Is belimumab a better drug for lupus than hydroxychloroquine? Many physicians might reflexively assume that a very costly new biologic agent for lupus must be better than an old, cheap antimalarial, but that's far from certain at this point, he said.
"All of us know that Plaquenil is not the solution to lupus. It is far from the solution to lupus. But it is a reasonable low bar to place when we think of the biologic therapies," he said in urging his colleagues not to underestimate the value of the antimalarial or fall prey to the coming massive marketing hype for belimumab.
Also at the Snowmass conference, Dr. Chester V. Oddis forecast that an inevitable consequence of putting lots more lupus patients on hydroxychloroquine will be an increase in drug-induced myopathies. The antimalarial is one of the drugs that can cause these myopathies, which mimic inflammatory myopathies in terms of symptoms, but without the attendant inflammation. The classic histopathology of hydroxychloroquine myopathy includes necrotic and vacuolated muscle fibers on H&E staining, pathognomic curvilinear inclusions on electron microscopy.

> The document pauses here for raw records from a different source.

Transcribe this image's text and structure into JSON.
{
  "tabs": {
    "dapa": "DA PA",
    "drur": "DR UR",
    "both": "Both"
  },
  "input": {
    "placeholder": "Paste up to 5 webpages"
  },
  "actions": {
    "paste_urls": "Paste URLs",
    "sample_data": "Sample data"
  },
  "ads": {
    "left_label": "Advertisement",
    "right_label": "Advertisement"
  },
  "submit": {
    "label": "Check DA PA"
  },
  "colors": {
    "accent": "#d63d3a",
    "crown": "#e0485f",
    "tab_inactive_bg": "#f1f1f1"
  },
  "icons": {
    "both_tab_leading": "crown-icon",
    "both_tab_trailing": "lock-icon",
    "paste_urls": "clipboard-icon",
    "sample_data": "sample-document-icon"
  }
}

Other drugs that can cause these noninflammatory myopathies include statins and colchicine as well as alcohol, noted Dr. Oddis, professor of medicine at the University of Pittsburgh.
Dr. Wofsy declared that he serves as a consultant to Bristol-Myers Squibb and has received research grants from numerous other companies developing new treatments for autoimmune diseases. Dr. Odis reported he had no relevant financial disclosures.